In ‘The era of missing images‘, the cartoonist tells how the world is plunged into a sudden pandemic of unknown origin that makes all the images in the paintings, engravings and drawings disappear. Page by page, panel by panel, Brais covers part of the images with black ink: a blackness that ends up invading everything.

Fascinated by the proposal, and as confessed lovers of all graphics on paper (be it drawing, print, comic or any other type of graphic book), Caylus Anticuario embarks on the adventure of co-publishing this unique work with Carne Líquida.

The end of the production of this comic in December 2019 coincides in time with the start of the global Covid 19 pandemic.

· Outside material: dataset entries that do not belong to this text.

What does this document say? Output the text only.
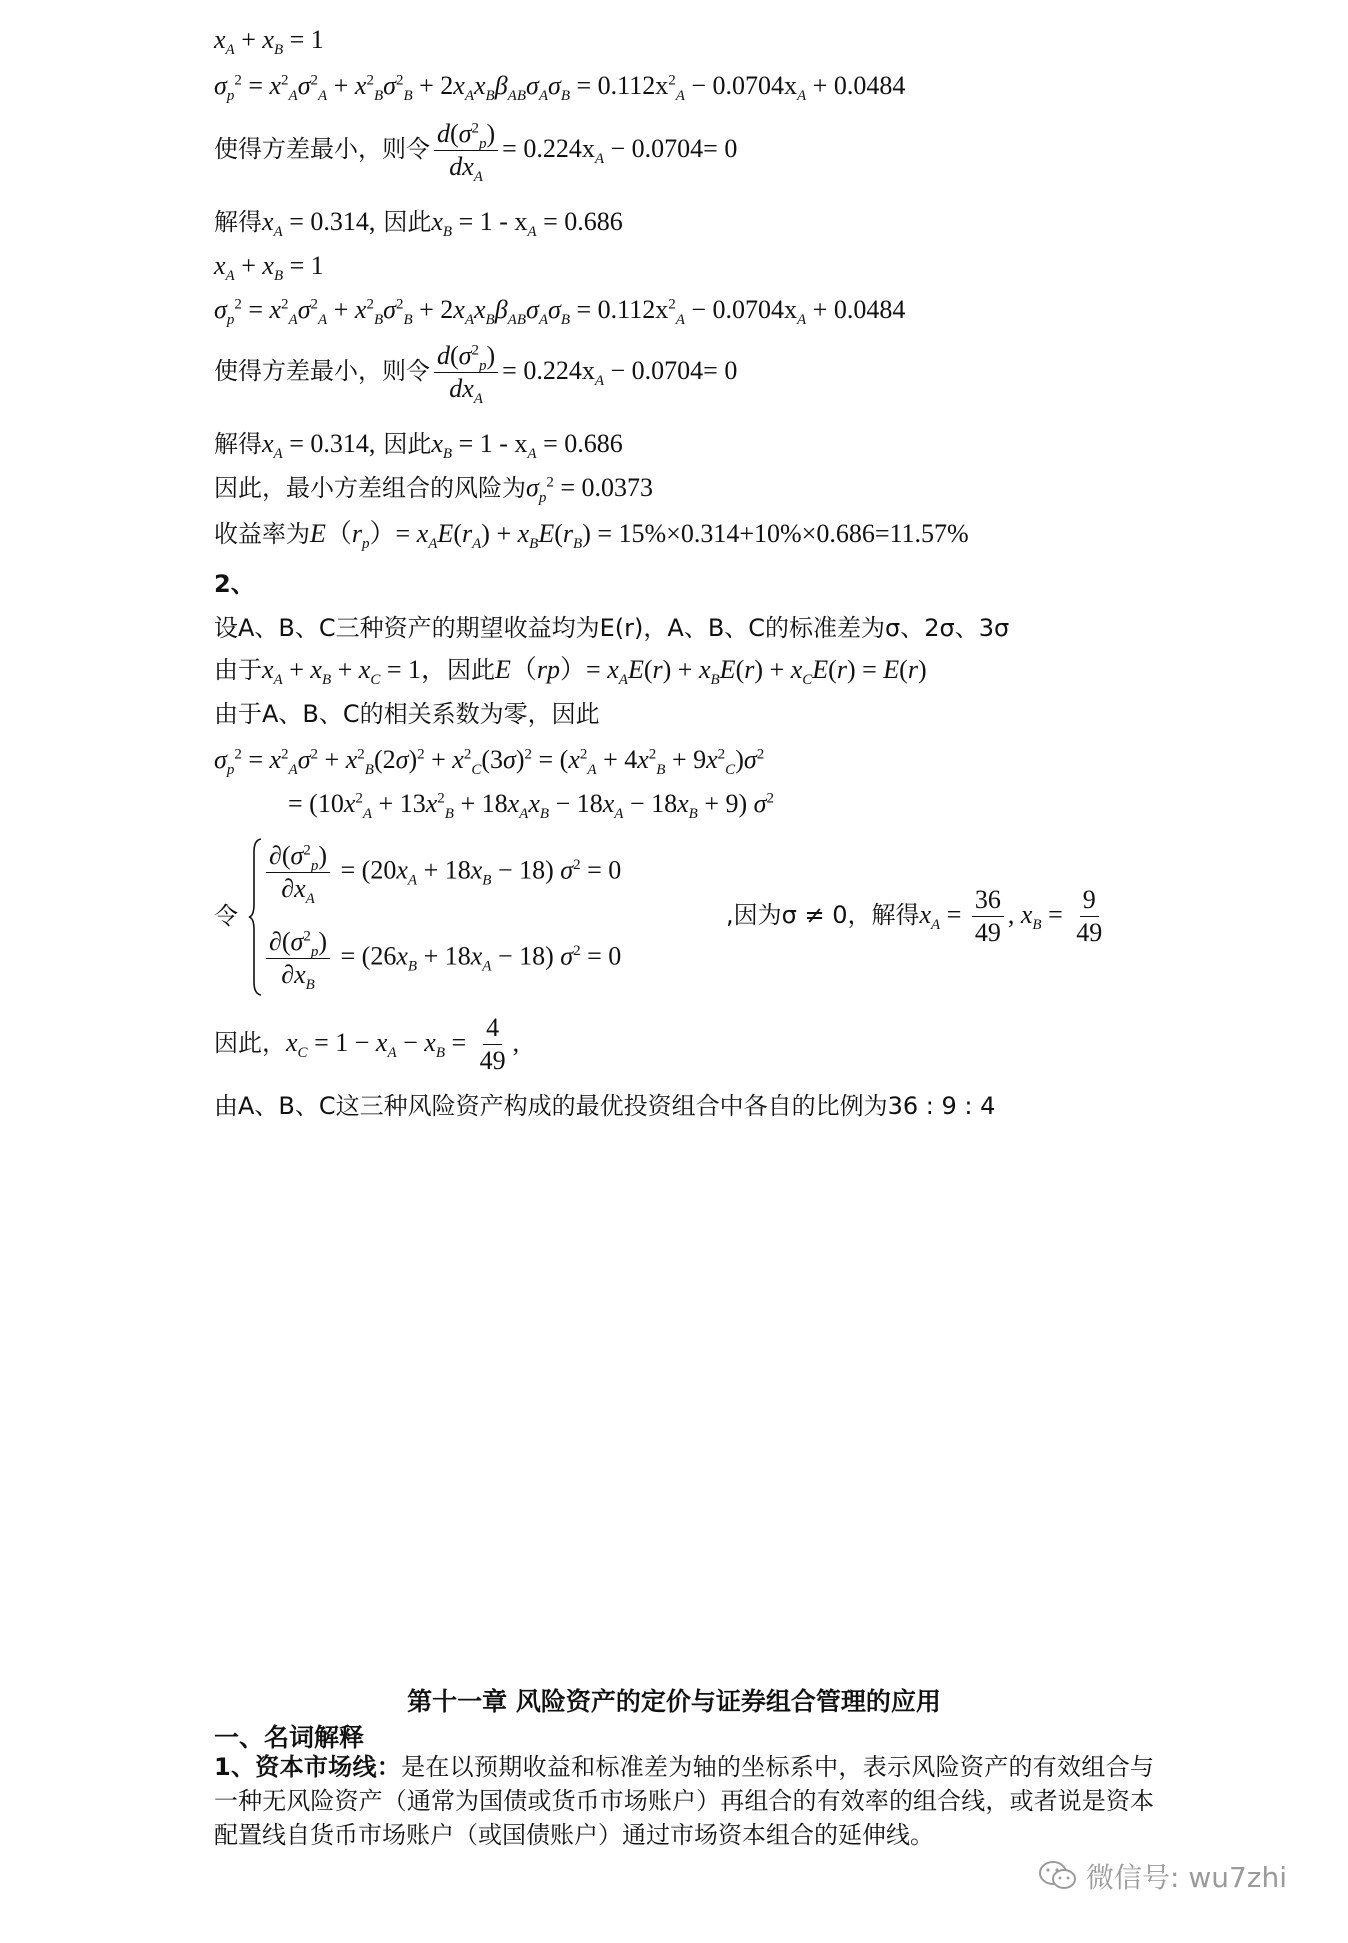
$x_A + x_B = 1$
$\sigma_p^2 = x^2_A\sigma^2_A + x^2_B\sigma^2_B + 2x_Ax_B\beta_{AB}\sigma_A\sigma_B = 0.112x^2_A - 0.0704x_A + 0.0484$
使得方差最小，则令 $\frac{d(\sigma^2_p)}{dx_A} = 0.224x_A - 0.0704= 0$
解得$x_A = 0.314$, 因此$x_B = 1 - x_A = 0.686$
$x_A + x_B = 1$
$\sigma_p^2 = x^2_A\sigma^2_A + x^2_B\sigma^2_B + 2x_Ax_B\beta_{AB}\sigma_A\sigma_B = 0.112x^2_A - 0.0704x_A + 0.0484$
使得方差最小，则令 $\frac{d(\sigma^2_p)}{dx_A} = 0.224x_A - 0.0704= 0$
解得$x_A = 0.314$, 因此$x_B = 1 - x_A = 0.686$
因此，最小方差组合的风险为$\sigma_p^2 = 0.0373$
收益率为$E(r_p)= x_AE(r_A) + x_BE(r_B) = 15\%\times 0.314+10\%\times 0.686=11.57\%$
2、
设A、B、C三种资产的期望收益均为E(r)，A、B、C的标准差为σ、2σ、3σ
由于$x_A + x_B + x_C = 1$，因此$E(rp)= x_AE(r) + x_BE(r) + x_CE(r) = E(r)$
由于A、B、C的相关系数为零，因此
$\sigma_p^2 = x^2_A\sigma^2 + x^2_B(2\sigma)^2 + x^2_C(3\sigma)^2 = (x^2_A + 4x^2_B + 9x^2_C)\sigma^2$
= $(10x^2_A + 13x^2_B + 18x_Ax_B - 18x_A - 18x_B + 9)$ $\sigma^2$
令
$\frac{\partial(\sigma^2_p)}{\partial x_A} = (20x_A + 18x_B - 18) \sigma^2 = 0$
$\frac{\partial(\sigma^2_p)}{\partial x_B} = (26x_B + 18x_A - 18) \sigma^2 = 0$
,因为σ ≠ 0，解得$x_A = \frac{36}{49}$ , $x_B = \frac{9}{49}$
因此，$x_C = 1 - x_A - x_B = \frac{4}{49}$ ,
由A、B、C这三种风险资产构成的最优投资组合中各自的比例为36 : 9 : 4
第十一章 风险资产的定价与证券组合管理的应用
一、名词解释
1、资本市场线：是在以预期收益和标准差为轴的坐标系中，表示风险资产的有效组合与一种无风险资产（通常为国债或货币市场账户）再组合的有效率的组合线，或者说是资本配置线自货币市场账户（或国债账户）通过市场资本组合的延伸线。
微信号: wu7zhi
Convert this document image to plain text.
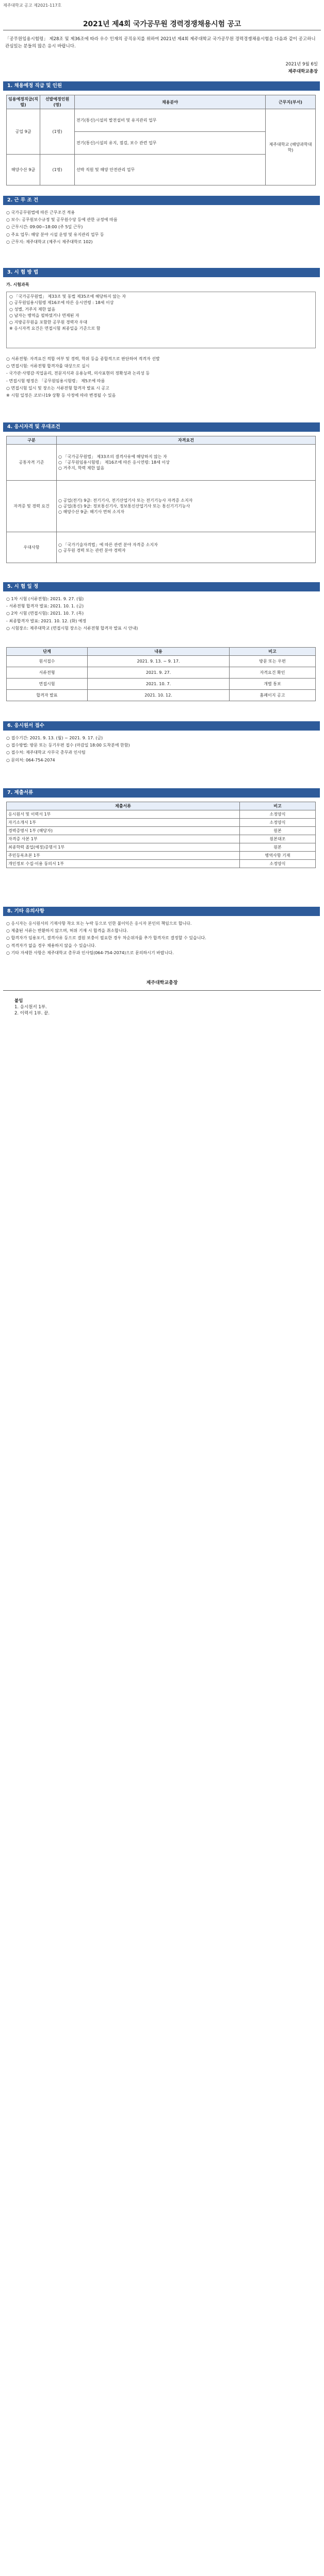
제주대학교 공고 제2021-117호
2021년 제4회 국가공무원 경력경쟁채용시험 공고
「공무원임용시험령」 제28조 및 제36조에 따라 우수 인재의 공직유치를 위하여 2021년 제4회 제주대학교 국가공무원 경력경쟁채용시험을 다음과 같이 공고하니 관심있는 분들의 많은 응시 바랍니다.
2021년 9월 6일
제주대학교총장
1. 채용예정 직급 및 인원
임용예정직급(직렬)	선발예정인원(명)	채용분야	근무지(부서)
공업 9급	(1명)	전기(통신)시설의 발전설비 및 유지관리 업무	제주대학교 (해양과학대학)
		전기(통신)시설의 유지, 점검, 보수 관련 업무	
해양수산 9급	(1명)	선박 직원 및 해양 안전관리 업무	
2. 근 무 조 건
○ 국가공무원법에 따른 근무조건 적용
○ 보수: 공무원보수규정 및 공무원수당 등에 관한 규정에 따름
○ 근무시간: 09:00~18:00 (주 5일 근무)
○ 주요 업무: 해당 분야 시설 운영 및 유지관리 업무 등
○ 근무지: 제주대학교 (제주시 제주대학로 102)
3. 시 험 방 법
가. 시험과목
○ 「국가공무원법」 제33조 및 동법 제35조에 해당하지 않는 자
○ 공무원임용시험령 제16조에 따른 응시연령 : 18세 이상
○ 성별, 거주지 제한 없음
○ 남자는 병역을 필하였거나 면제된 자
○ 지방공무원을 포함한 공무원 경력자 우대
※ 응시자격 요건은 면접시험 최종일을 기준으로 함
○ 서류전형: 자격요건 적합 여부 및 경력, 학위 등을 종합적으로 판단하여 적격자 선발
○ 면접시험: 서류전형 합격자를 대상으로 실시
- 국가관·사명감·직업윤리, 전문지식과 응용능력, 의사표현의 정확성과 논리성 등
- 면접시험 평정은 「공무원임용시험령」 제5조에 따름
○ 면접시험 일시 및 장소는 서류전형 합격자 발표 시 공고
※ 시험 일정은 코로나19 상황 등 사정에 따라 변경될 수 있음
4. 응시자격 및 우대조건
구분	자격요건
공통자격 기준	○ 「국가공무원법」 제33조의 결격사유에 해당하지 않는 자
○ 「공무원임용시험령」 제16조에 따른 응시연령: 18세 이상
○ 거주지, 학력 제한 없음
자격증 및 경력 요건	○ 공업(전기) 9급: 전기기사, 전기산업기사 또는 전기기능사 자격증 소지자
○ 공업(통신) 9급: 정보통신기사, 정보통신산업기사 또는 통신기기기능사
○ 해양수산 9급: 해기사 면허 소지자
우대사항	○ 「국가기술자격법」에 따른 관련 분야 자격증 소지자
○ 공무원 경력 또는 관련 분야 경력자
5. 시 험 일 정
○ 1차 시험 (서류전형): 2021. 9. 27. (월)
- 서류전형 합격자 발표: 2021. 10. 1. (금)
○ 2차 시험 (면접시험): 2021. 10. 7. (목)
- 최종합격자 발표: 2021. 10. 12. (화) 예정
○ 시험장소: 제주대학교 (면접시험 장소는 서류전형 합격자 발표 시 안내)
단계	내용	비고
원서접수	2021. 9. 13. ~ 9. 17.	방문 또는 우편
서류전형	2021. 9. 27.	자격요건 확인
면접시험	2021. 10. 7.	개별 통보
합격자 발표	2021. 10. 12.	홈페이지 공고
6. 응시원서 접수
○ 접수기간: 2021. 9. 13. (월) ~ 2021. 9. 17. (금)
○ 접수방법: 방문 또는 등기우편 접수 (마감일 18:00 도착분에 한함)
○ 접수처: 제주대학교 사무국 총무과 인사팀
○ 문의처: 064-754-2074
7. 제출서류
제출서류	비고
응시원서 및 이력서 1부	소정양식
자기소개서 1부	소정양식
경력증명서 1부 (해당자)	원본
자격증 사본 1부	원본대조
최종학력 졸업(예정)증명서 1부	원본
주민등록초본 1부	병역사항 기재
개인정보 수집·이용 동의서 1부	소정양식
8. 기타 유의사항
○ 응시자는 응시원서의 기재사항 착오 또는 누락 등으로 인한 불이익은 응시자 본인의 책임으로 합니다.
○ 제출된 서류는 반환하지 않으며, 허위 기재 시 합격을 취소합니다.
○ 합격자가 임용포기, 결격사유 등으로 결원 보충이 필요한 경우 차순위자를 추가 합격자로 결정할 수 있습니다.
○ 적격자가 없을 경우 채용하지 않을 수 있습니다.
○ 기타 자세한 사항은 제주대학교 총무과 인사팀(064-754-2074)으로 문의하시기 바랍니다.
제주대학교총장
붙임
1. 응시원서 1부.
2. 이력서 1부. 끝.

Therefore, the result remains saved until today; and its belated presentation two years later symbolizes the light at the end of the dark tunnel that our society is going through.

The viewer, when faced with a great work, tends to associate it with reality, endowing it with a meaning that perhaps it did not originally have, but which from that moment remains inescapably associated with it.

Thus, fear and lack of knowledge regarding Covid 19 and its consequences, which have accompanied us during confinement and much of this pandemic, finds its perfect representation in the blackness that surrounds everything in ‘The era of disappeared images ‘.

But what I like most regarding this story is that the cartoonist makes a first-rate reflection on graphics, and imagining its loss, highlights how embedded it is in society at all kinds of levels; from its iconic value as a representation of power to its usefulness to keep the memory and memory of the loved one fresh.

One last finding that I would like to highlight from Brais Rodríguez’s proposal is that it contains a master class on drawing as a method of representation. And, analogously to the famous Rorschach test, the comic book reader sees images where there are only spots. And, guided by the cartoonist, he endows them with meaning.

Undoubtedly, we are facing avant-garde work of the highest artistic value that exemplifies once once more the interesting results that arise from the idyll that, for more than a decade, the great museums have maintained with comics.